I have recently published work that attempts to address reverse causality and to explain why findings of weak or inverse associations between excess weight and mortality are so prevalent in the literature. My approach uses lifetime maximum weight to determine an individual’s weight before any potential onset of illness. Use of maximum weight makes it possible to identify normal weight people who have always belonged to the normal weight category versus those who were formerly overweight or obese and subsequently lost weight. Previous studies have not been able (or even attempted) to disentangle these two groups; however, this turns out to be quite consequential to understanding the obesity paradox.

Using data from the National Health and Nutrition Examination Surveys, I compared associations between excess weight and mortality using BMI at survey and BMI at lifetime maximum. I studied US adults ages 50-84 who never smoked (since smoking is a strong confounder of the relationship between excess weight and mortality) and used multivariate regression models that adjust for confounding by social and demographic factors.

As shown below, using max BMI strengthens the associations between excess weight and mortality. Excess risk associated with overweight relative to the normal weight category is -2% using BMI at survey compared to 28% using max BMI; excess risk for obese class 1 is 18% vs. 67%; and excess risk for obese class 2 is 31% vs. 115%. The associations are statistically significant for obese class 1 and obese class 2 using maximum BMI, whereas in the case of BMI at survey, none of the associations are significant.

chart 1

Using maximum BMI strengthens these associations for two reasons. First, when using BMI at time of survey, the normal weight category is a mix of low-risk stable weight individuals and high-risk individuals who have experienced weight loss.
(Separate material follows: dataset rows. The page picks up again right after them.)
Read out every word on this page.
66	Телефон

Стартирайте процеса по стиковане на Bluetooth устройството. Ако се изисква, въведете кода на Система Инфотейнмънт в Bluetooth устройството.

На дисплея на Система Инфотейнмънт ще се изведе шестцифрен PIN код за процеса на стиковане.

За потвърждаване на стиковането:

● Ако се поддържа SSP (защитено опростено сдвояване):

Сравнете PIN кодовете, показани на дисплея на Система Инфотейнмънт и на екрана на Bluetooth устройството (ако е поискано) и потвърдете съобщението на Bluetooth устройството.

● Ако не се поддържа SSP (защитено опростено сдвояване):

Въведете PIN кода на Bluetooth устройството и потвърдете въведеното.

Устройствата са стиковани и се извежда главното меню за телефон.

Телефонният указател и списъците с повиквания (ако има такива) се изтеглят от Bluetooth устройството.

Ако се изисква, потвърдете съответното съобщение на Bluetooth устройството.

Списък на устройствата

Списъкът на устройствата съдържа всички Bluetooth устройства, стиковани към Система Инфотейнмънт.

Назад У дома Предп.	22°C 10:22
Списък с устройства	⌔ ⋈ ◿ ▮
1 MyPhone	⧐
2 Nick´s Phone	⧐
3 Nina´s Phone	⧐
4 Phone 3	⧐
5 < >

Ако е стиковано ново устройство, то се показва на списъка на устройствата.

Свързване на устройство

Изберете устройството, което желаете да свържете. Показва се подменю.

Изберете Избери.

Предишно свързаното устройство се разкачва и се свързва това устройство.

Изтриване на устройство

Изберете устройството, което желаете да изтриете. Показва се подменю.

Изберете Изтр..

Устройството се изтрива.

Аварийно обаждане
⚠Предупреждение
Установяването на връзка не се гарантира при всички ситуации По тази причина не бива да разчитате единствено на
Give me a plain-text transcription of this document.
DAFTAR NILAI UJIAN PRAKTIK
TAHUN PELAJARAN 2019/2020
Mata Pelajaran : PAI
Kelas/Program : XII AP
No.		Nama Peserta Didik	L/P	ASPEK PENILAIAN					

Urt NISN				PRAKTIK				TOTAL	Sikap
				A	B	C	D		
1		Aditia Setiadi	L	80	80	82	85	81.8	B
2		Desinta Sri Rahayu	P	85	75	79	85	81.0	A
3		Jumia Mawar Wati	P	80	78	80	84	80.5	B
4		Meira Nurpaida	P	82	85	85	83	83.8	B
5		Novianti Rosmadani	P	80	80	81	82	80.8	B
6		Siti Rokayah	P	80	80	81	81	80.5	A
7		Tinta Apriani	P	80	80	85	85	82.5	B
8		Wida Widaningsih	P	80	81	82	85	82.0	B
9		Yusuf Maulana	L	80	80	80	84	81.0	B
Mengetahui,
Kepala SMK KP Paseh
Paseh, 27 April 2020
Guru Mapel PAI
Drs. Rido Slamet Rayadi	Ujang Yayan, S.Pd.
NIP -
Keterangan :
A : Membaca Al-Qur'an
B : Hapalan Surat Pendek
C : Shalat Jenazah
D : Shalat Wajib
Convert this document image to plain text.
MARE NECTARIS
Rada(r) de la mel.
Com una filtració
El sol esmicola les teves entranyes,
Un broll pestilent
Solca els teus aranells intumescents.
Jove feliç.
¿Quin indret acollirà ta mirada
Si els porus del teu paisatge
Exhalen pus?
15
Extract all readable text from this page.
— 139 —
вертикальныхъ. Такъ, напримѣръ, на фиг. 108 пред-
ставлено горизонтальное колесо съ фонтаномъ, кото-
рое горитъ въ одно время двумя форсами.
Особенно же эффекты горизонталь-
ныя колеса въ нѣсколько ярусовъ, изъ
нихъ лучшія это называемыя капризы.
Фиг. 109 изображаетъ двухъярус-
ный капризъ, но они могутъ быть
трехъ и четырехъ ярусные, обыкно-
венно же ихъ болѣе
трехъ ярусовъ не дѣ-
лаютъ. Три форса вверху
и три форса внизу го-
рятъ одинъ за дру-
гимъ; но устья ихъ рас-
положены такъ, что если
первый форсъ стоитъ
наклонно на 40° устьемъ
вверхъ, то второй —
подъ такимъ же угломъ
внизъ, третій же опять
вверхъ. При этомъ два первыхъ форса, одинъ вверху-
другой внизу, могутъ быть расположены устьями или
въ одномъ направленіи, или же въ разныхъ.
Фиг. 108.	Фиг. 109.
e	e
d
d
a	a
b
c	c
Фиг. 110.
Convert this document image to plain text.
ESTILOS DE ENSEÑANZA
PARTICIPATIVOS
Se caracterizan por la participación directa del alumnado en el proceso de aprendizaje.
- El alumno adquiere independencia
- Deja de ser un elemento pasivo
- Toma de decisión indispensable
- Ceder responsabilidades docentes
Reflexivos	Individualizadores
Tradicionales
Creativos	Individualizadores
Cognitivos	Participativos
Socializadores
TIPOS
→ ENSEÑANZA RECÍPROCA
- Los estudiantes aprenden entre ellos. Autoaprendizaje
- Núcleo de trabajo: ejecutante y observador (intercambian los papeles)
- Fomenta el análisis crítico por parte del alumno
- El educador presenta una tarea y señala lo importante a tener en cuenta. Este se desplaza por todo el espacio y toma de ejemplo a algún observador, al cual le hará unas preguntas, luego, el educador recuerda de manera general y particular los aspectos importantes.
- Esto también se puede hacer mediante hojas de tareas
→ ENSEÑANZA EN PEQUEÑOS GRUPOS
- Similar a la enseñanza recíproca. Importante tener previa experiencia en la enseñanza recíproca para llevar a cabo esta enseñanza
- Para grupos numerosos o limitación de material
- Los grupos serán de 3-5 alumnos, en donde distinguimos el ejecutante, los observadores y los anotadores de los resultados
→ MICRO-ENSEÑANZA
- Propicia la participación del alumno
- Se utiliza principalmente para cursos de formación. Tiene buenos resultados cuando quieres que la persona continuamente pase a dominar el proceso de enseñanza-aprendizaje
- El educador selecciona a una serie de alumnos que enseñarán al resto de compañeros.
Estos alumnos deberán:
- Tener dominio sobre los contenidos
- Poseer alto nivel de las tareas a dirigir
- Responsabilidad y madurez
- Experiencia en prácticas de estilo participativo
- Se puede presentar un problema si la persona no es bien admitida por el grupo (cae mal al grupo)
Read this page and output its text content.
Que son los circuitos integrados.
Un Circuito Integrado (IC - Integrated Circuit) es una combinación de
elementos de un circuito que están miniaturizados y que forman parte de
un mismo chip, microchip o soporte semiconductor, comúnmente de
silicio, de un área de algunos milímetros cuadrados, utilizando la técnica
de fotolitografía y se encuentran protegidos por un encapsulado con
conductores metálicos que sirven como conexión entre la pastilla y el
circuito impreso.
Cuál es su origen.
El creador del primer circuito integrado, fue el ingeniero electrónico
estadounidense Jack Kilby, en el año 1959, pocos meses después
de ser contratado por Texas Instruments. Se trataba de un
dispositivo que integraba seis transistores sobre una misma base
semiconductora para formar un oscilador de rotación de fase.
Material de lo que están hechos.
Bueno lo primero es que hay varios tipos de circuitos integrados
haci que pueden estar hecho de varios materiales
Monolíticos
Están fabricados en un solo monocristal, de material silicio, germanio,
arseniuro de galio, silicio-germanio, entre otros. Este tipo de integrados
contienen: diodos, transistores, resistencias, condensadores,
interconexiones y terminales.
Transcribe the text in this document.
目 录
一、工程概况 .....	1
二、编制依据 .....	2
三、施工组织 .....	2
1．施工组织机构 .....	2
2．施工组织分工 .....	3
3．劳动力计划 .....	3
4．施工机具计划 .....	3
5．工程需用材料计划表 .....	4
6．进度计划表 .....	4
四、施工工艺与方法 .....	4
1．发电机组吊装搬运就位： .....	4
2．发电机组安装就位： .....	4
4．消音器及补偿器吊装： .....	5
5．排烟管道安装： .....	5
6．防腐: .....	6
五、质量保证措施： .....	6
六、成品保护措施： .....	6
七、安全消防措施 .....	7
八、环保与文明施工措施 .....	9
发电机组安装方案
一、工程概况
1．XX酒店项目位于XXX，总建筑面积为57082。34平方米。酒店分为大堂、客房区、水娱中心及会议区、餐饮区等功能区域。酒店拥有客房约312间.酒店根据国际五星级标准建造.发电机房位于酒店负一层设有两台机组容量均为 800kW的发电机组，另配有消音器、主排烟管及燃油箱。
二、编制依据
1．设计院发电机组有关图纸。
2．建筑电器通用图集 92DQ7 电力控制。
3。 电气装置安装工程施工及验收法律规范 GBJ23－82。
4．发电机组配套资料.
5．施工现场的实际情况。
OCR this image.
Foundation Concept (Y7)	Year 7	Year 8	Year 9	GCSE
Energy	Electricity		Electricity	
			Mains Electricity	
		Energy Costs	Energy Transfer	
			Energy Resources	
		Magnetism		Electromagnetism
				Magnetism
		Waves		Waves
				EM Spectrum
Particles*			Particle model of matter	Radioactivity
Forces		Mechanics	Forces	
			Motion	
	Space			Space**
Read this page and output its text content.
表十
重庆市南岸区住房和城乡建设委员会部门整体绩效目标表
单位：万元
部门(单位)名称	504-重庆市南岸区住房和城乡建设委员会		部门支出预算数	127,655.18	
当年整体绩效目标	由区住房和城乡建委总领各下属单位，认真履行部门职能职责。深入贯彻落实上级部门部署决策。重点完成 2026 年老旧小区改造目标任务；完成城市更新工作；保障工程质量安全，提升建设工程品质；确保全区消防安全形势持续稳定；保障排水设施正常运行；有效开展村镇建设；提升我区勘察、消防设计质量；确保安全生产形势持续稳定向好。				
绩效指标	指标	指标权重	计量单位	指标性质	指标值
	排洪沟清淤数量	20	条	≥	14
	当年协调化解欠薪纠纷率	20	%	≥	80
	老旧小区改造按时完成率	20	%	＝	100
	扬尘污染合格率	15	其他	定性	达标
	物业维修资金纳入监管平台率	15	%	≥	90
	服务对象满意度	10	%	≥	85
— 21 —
These groups have very different mortality rates, as shown below. Specifically, the overall mortality rate in the normal weight at survey group of 10.4 deaths per 1,000 person-years is the weighted average of the mortality rate for the stable normal-weight group (7.2) and the much higher mortality rates of those formerly overweight, obese class 1 or obese class 2 (14.2, 16.5 and 66.6, respectively). In contrast, using max BMI, the normal weight category only includes individuals who were consistently normal weight throughout their lives.

chart 2

A second reason the associations strengthen using maximum BMI is that the overweight and obese groups contain not only the relatively healthy stable-overweight (or stable-obese) individuals but also the higher-risk individuals who experienced weight loss, making the relative comparisons more pronounced.

These findings suggest that reverse causality is a fundamental source of bias in studies of the mortality risks of obesity. As a result of this bias, many studies in the literature find weak or even inverse associations between excess weight and mortality. The extent of the problem depends on the particular subpopulation being investigated—the bias is expected to be largest in studies focused on the elderly and clinical populations. Not surprisingly, these are the subpopulations in which the obesity paradox is most commonly reported.

Identifying the optimal weight category for mortality risk is important for shaping clinical and public health guidelines. Many studies find that being overweight or moderately obese may not be deleterious to health. But if the tenuous and inverse associations identified in the prior literature are a result of bias—and my analysis suggests they are—then we are at risk of misinforming both patients and the public about what they can do to improve to their chances of living long and healthy lives.